BTW if your chain is sharp and has the right cutter profiles and you place the log on a slope you should not have to push the mill very hard or at all. If every thing is set up just right the mill it should go down the slope under its own weight.

If your mill is going up and down at any stage and needs a weight to hold it down that is possibly a sign that the bar is not parallel along its width to the mill. This might also explain why you are having to push. It might only be out of parallel by a 1/16" and that will cause this problem.


----------



## billstuewe (Jun 23, 2009)

Thanks, I like the magnet idea. It wasn't that the saw was hard to push--I am spoiled by the Logosol and like the crank. The line is nylon and stretches a bit and keeps a nice pressure in the cut and the left hand on the trigger is easy to steer with, especially on an irregular log. I will include a pic of my favorite mill----How do I post so that the picture is part of this message box?
(I know of no way to prevent the sag on the long bars with the logosol--if you pick up the middle the tip rises too. That is why I bought the AK)
Bill


----------



## BobL (Jun 23, 2009)

billstuewe said:


> ----How do I post so that the picture is part of this message box?
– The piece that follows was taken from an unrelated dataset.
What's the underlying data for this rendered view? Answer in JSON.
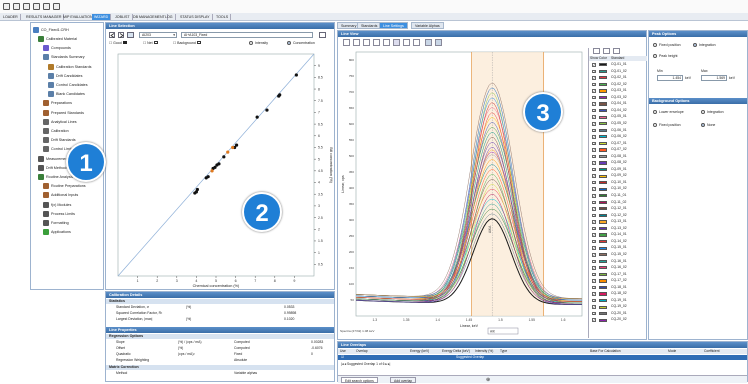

Upload your images as per usual and then park your cursor in the message box where you want an image to be. Then click on the paperclip icon in the menu buttons above the message box and a drop down menu will appear. Select the image from this menu


----------



## lmbeachy (Jun 23, 2009)

Bill, as deep as that sawdust is getting around your mill it looks like it is about time to get an old snow blower out and blow that dust away. lmbeachy


----------